Ri.Night Ⅲ



そんなあたしに、フゥと溜め息を吐き出した煌がゆっくりと口を開いた。



「いつから、知ってた?」



さっきまで見せていた驚愕の表情はいつの間にか消え、今、皆の表情に残っているのは真剣な眼差しだけ。


その眼差しにグッと唇を噛み締め、真剣に答える。



「……あたしが知ったのは、十夜と壱さんが水皇に行った日。煌に車で送って貰った時だよ」


「……っ、あの時?だから急に腹が痛ぇって言い出したのか!?」



あの日の事を思い出したのか、眉間のシワをより一層深く刻んだ煌。




「……うん。嘘ついてごめんね。あの時、初めて獅鷹と鳳皇が敵対している事を知った。とてもじゃないけど冷静ではいられなかった。だから、咄嗟に嘘をついたの」


「………」


「敵対していると知った“あの日”から、あたしはずっとその事について悩んでた。鳳皇を抜けなきゃいけないのかって、ずっと考えてた。

そんな時、追い討ちをかける様に“あるモノ”を目撃したの。それがキッカケであたしは鳳皇から離れる事を決めた」


「それって……」


あたしの言う“あるモノ”が何だか分かったのか、彼方が口元に手を添えて小さく呟く。



「そう。雷さんのお店に行った帰り、繁華街で貴兄に会った時の事。ううん、見かけた時の事。

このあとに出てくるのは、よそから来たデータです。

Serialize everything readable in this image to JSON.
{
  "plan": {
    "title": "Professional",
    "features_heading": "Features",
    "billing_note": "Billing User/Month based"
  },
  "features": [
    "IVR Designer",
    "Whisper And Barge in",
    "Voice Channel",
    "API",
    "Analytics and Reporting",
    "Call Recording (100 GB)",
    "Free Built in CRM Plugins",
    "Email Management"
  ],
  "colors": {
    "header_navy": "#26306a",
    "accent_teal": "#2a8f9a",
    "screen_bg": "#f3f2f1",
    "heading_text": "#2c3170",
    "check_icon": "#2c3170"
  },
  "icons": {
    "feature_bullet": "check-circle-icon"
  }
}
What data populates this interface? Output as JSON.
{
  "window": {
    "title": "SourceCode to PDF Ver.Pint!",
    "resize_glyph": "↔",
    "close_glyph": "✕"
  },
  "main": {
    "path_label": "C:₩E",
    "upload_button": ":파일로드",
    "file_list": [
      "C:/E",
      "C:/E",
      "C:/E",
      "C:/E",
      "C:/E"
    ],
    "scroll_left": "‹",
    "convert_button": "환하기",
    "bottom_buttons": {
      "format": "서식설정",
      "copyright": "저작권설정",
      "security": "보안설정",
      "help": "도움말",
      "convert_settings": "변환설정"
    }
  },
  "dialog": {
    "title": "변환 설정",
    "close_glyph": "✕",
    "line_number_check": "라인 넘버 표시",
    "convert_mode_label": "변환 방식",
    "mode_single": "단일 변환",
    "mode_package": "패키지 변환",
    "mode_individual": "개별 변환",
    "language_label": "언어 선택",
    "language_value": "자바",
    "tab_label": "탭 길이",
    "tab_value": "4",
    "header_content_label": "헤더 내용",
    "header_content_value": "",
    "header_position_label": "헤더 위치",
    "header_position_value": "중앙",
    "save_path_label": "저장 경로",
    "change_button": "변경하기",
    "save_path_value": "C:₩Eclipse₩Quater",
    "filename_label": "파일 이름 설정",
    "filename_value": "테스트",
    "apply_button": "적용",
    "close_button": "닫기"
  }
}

“あの時”の皆を見てあたしは鳳皇から離れるべきなんだと思った。


一緒に居ちゃいけないと………っ、」



「凛音……」




“あの時”の想いが言葉を詰まらせる。


まるで“あの場所”にいるかの様な感覚に、段々と意識が虚ろになってきて。

言葉を詰まらせたあたしの肩に優音の手がそっと優しく乗った。